You start with the low hanging fruit: run tool commands inside a kernel sandbox that switches off internet access and then re-provide access only via an HTTP proxy that implements some security policies. For example, instead of providing direct access to API keys you can give the AI a fake one that's then substituted by the proxy, it can obviously restrict access by domain and verb e.g. allow GET on everything but restrict POST to just one or two domains you know it needs for its work. You restrict file access to only the project directory, and so on.

Then you can move upwards and start to sandbox the sub-components the AI is working on using the same sort of tech.


This conversation began as a conversation about Claude, which has access to 100s of 1000s of people with no training and no interest in learning about how to prevent Claude from doing damage to society. That makes it materially different from a library because even if an intruder can subvert a library running on servers serving 100s of 1000s of users, e.g., a library for compressing files is very unlikely to be able to start having conversations with a large fraction of those users without someone noticing that something is very wrong.

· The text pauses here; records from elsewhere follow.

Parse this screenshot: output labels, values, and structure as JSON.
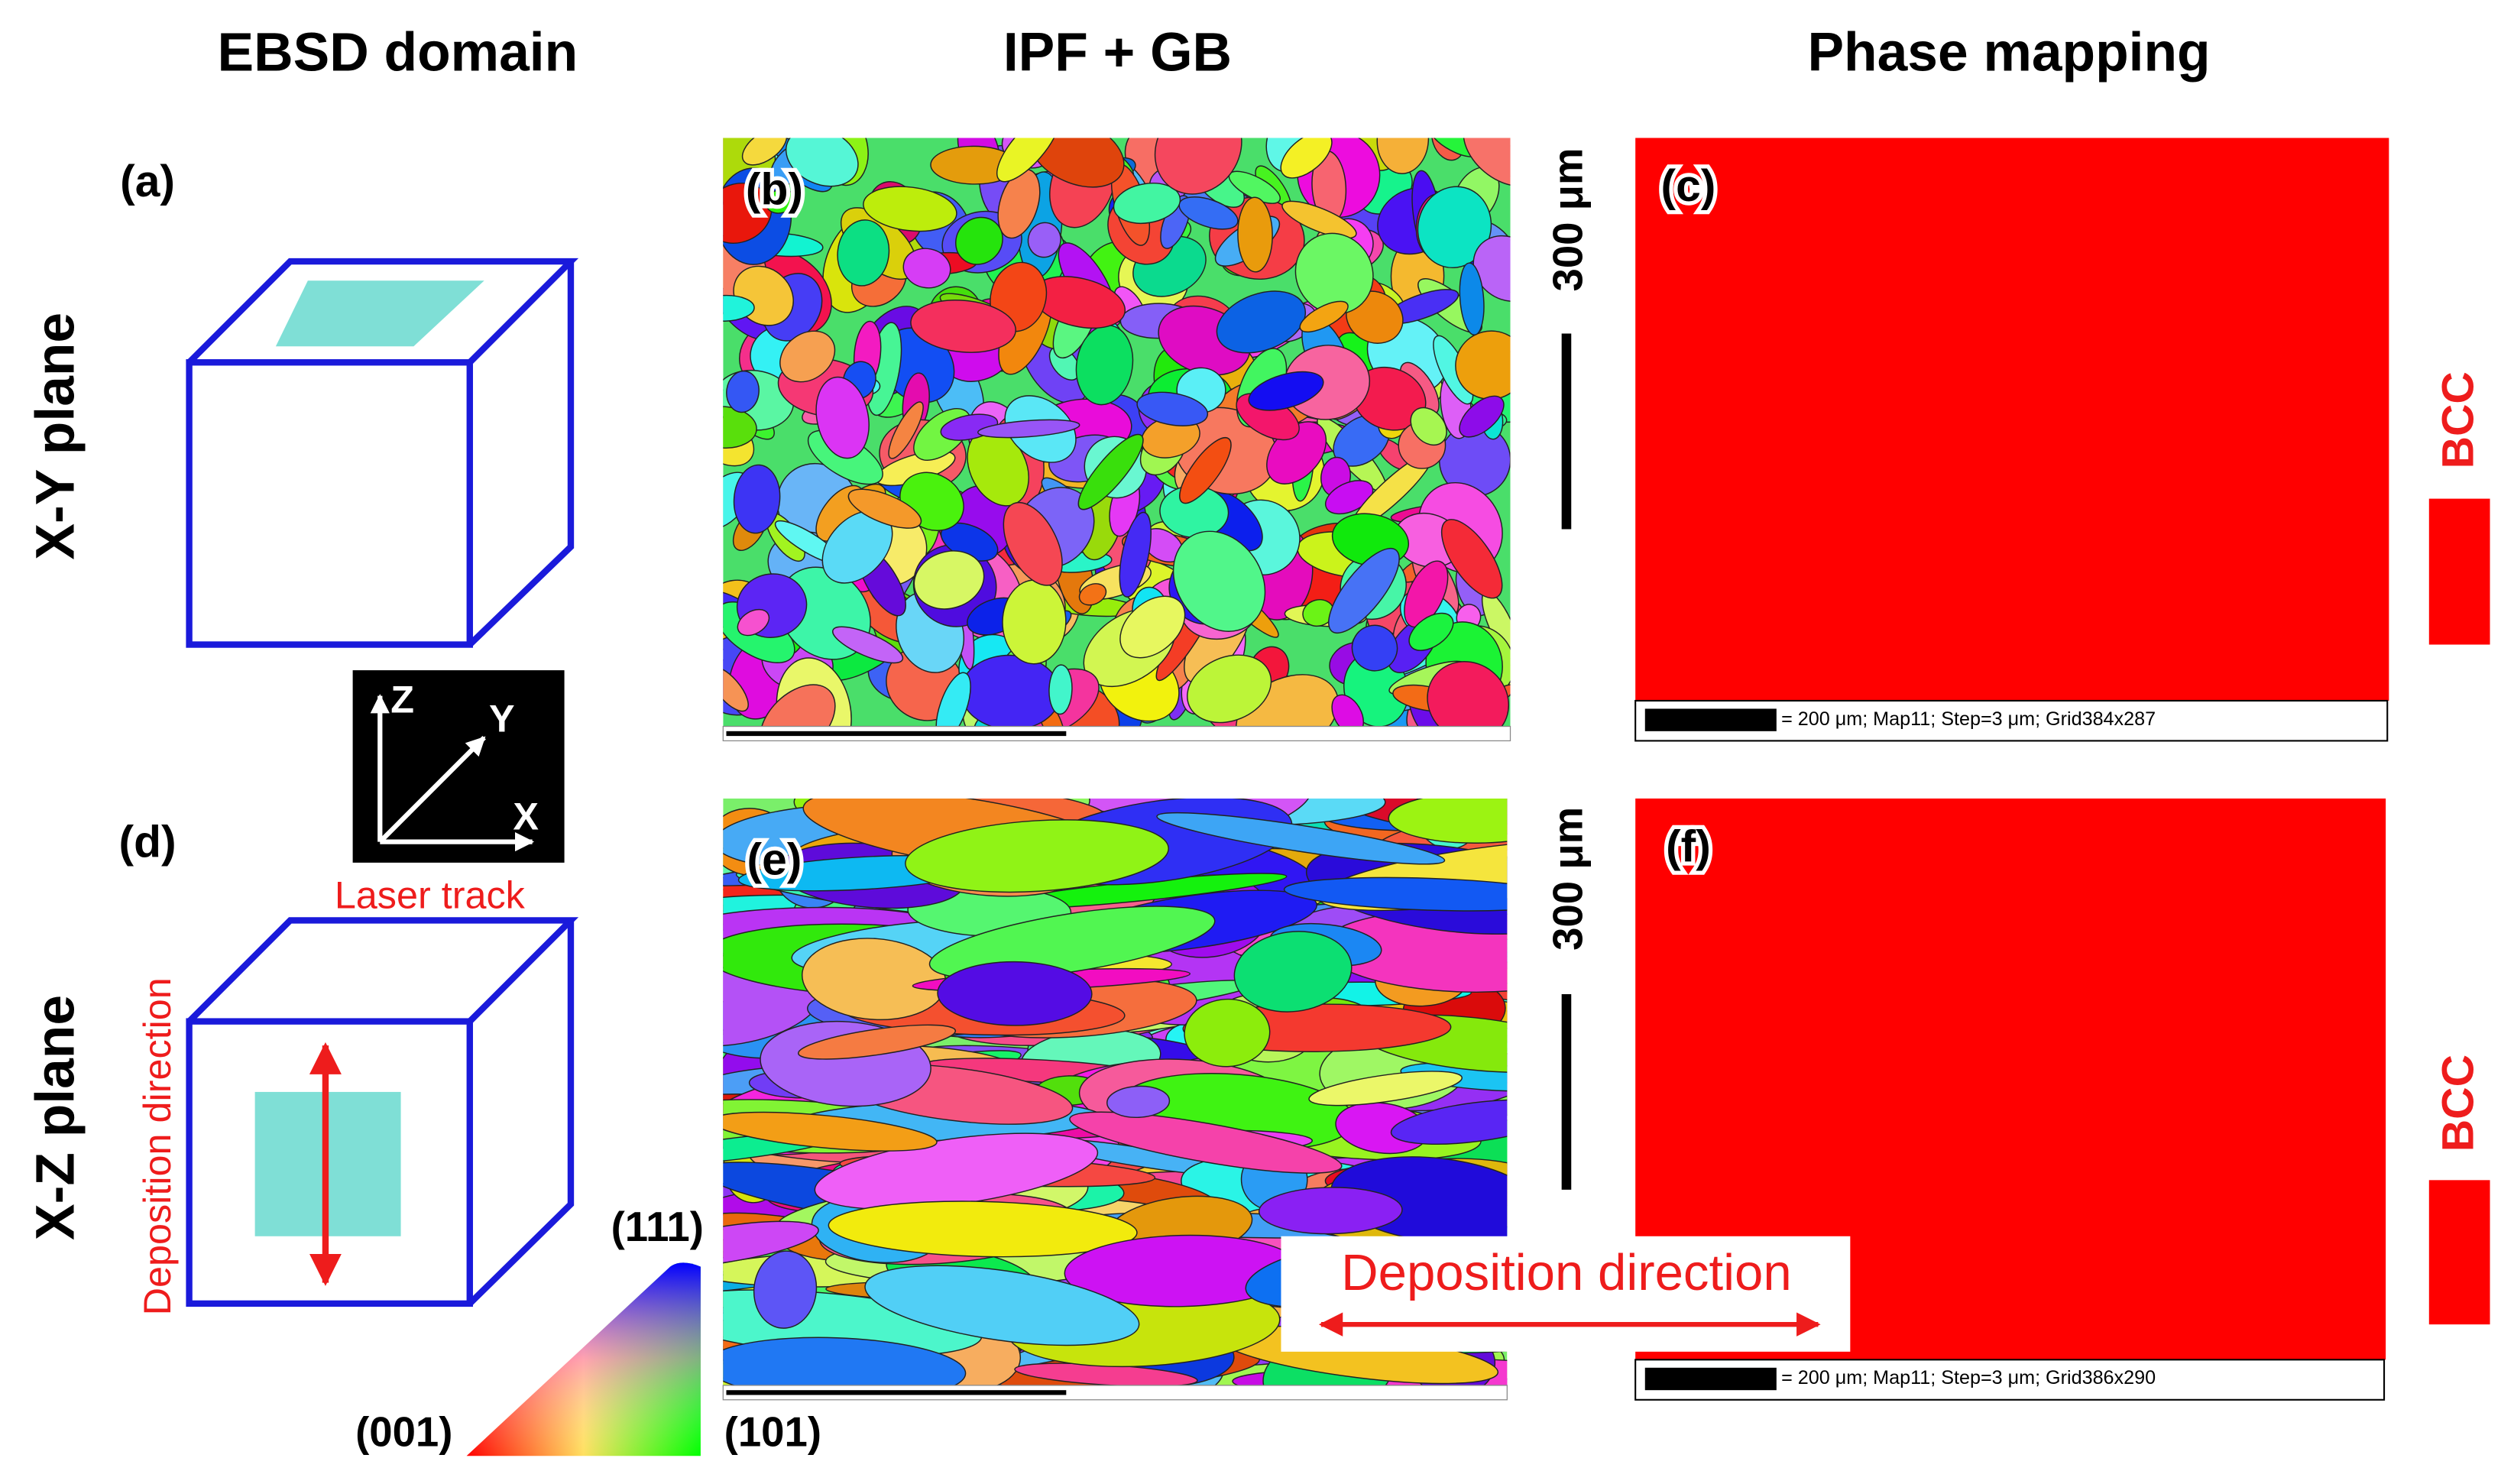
{
  "headers": [
    "EBSD domain",
    "IPF + GB",
    "Phase mapping"
  ],
  "rows": [
    {
      "label": "X-Y plane",
      "panels": [
        "(a)",
        "(b)",
        "(c)"
      ],
      "scale_bar": "300 μm",
      "phase": "BCC",
      "map_info": "= 200 μm; Map11; Step=3 μm; Grid384x287"
    },
    {
      "label": "X-Z plane",
      "panels": [
        "(d)",
        "(e)",
        "(f)"
      ],
      "scale_bar": "300 μm",
      "phase": "BCC",
      "map_info": "= 200 μm; Map11; Step=3 μm; Grid386x290",
      "laser_track": "Laser track",
      "deposition": "Deposition direction"
    }
  ],
  "axes": [
    "Z",
    "Y",
    "X"
  ],
  "ipf_key": [
    "(111)",
    "(001)",
    "(101)"
  ],
  "overlay": "Deposition direction"
}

Although I concede that there are some applications of AI that can be made significantly safer using the measures you describe, you have to admit that those applications are fairly rare and emphatically do not include Claude and its competitors. For example, Claude has plentiful access to computing resources because people routinely ask it to write code, most of which will go on to be run (and Claude knows that). Surely you will concede that Anthropic is not about to start insisting on the use of a sandbox around any code that Claude writes for any paying customer.

When Claude and its competitors were introduced, a model would reply to a prompt, then about a second later it lost all memory of that prompt and its reply. Such an LLM of course is no great threat to society because it cannot pursue an agenda over time, but of course the labs are working hard to create models that are "more agentic". I worry about what happens when the labs succeed at this (publicly stated) goal.


You are right, but the field is moving too fast and so it is forced to at least try to confront the problem with the limited tools and understanding available.

We can only turn the knobs we see in front of us. And this will continue until theory catches up with practice.

It's the classic tension of what usually happens from our inability to correctly assign risk on long tail events (high likelihood of positive return on investment vs extremely unlikely but bad outcome of misalignment)--there is money to be made now and the bad thing is unlikely; just do it and take the risk as we go.

It does work out most of the time. Were it left to me, I would be unable to make a decision, because we just don't understand enough about what we are dealing with.